Lol Sisu paid 478 farms…gtfo

the misadventures of bunjee
Guest
the misadventures of bunjee
3 years ago

” concerned citizen sued in protest”

So some prohibitionist weed Karen. Got it. Advertising is advertising. Buy up all the in-face stuff you can. The solid money is in who owns the physical platforms (think: old time gold rush selling shovels, carts and rails). People are finding loopholes and “the system”, ergo government, is finding ways to battle back.
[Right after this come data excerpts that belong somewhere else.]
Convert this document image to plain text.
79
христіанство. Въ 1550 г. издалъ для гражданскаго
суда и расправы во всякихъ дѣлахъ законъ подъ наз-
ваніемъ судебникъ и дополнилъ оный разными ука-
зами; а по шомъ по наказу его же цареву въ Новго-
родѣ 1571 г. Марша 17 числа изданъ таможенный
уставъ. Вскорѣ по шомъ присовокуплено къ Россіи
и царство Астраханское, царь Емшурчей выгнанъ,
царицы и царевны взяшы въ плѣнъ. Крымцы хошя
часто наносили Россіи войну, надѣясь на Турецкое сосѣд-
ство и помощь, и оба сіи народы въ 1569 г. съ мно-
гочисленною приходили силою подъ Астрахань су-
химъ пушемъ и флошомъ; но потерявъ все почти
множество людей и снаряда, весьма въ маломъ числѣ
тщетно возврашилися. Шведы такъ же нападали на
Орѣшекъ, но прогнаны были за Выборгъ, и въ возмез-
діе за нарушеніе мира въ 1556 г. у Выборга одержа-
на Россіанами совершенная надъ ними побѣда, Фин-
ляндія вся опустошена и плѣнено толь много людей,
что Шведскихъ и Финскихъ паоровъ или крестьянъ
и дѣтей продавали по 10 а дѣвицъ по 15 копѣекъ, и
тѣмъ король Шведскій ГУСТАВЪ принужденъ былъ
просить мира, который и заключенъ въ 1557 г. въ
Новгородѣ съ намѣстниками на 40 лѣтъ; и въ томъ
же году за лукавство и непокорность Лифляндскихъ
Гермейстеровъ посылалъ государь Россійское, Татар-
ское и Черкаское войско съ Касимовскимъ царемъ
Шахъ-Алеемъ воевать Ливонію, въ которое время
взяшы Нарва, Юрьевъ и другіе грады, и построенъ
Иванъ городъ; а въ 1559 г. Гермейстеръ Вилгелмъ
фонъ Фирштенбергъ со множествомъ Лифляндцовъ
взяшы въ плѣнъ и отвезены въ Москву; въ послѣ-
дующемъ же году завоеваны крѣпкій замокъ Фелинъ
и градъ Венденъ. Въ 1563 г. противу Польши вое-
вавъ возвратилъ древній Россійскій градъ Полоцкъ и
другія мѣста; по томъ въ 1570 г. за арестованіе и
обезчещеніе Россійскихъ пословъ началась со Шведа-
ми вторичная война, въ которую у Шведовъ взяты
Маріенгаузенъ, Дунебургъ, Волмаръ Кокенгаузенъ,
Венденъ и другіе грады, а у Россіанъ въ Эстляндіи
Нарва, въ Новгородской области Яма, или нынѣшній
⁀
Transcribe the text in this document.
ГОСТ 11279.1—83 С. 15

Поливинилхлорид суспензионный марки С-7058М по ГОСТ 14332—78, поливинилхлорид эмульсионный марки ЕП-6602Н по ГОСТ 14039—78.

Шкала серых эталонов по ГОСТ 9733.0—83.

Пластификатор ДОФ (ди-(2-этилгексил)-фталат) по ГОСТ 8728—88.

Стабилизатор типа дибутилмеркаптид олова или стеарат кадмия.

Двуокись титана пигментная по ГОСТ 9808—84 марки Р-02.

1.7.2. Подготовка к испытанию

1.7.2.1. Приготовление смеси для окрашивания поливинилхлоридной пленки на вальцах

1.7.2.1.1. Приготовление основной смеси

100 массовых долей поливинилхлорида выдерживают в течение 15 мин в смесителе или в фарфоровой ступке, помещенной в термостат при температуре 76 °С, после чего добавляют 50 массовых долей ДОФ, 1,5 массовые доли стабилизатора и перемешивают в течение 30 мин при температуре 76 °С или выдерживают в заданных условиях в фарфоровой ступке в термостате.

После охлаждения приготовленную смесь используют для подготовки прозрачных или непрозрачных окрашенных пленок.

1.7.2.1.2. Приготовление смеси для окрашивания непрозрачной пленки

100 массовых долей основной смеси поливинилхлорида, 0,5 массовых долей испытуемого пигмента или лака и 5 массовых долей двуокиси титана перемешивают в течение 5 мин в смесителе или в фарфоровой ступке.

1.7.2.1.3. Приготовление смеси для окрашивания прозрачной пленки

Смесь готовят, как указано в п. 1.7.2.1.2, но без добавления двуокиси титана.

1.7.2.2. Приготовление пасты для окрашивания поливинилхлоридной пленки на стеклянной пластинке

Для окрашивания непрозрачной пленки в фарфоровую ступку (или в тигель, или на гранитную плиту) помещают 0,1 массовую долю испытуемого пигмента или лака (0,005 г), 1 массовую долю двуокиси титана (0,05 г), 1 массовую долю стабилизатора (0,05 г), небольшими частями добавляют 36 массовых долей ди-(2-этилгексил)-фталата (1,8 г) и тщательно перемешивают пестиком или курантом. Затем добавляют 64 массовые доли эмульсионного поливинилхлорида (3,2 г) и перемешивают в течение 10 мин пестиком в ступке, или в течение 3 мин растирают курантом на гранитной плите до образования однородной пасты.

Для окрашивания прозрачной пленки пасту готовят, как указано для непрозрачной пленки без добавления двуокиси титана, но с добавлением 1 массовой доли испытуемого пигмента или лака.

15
If SISU or any of them want to get around this, you don’t put a cute ad on a billboard because some company lets you or another puts it up for you. You go old school. You paint it on buildings. You put it on roofs of homes that you can see from certain angles. You angle lights with your ad to light up like the Batman signal when the fog rolls in. This is stuff real advertisers so. Worry not about a billboard, as there are many, many other ways to get any message out.

Functional people
Guest
Functional people
3 years ago

Who cares about a billboard? People smoke pot way before a billboard was even thought of. Sponsor a slot on KMUD if you like. I might take an occasional hit of pot I haven’t done that in a while if I ever feel like it again, I will I couldn’t be addicted to pot to save my life. Some people like it, some people love it, some people smoke oil and function just fine. So let people alone, if you like sobriety be sober and carry-on and mind your own damn business, because you’re sober doesn’t mean you make rules for the others. I know a lot of very functional people that smoke pot and are very good people.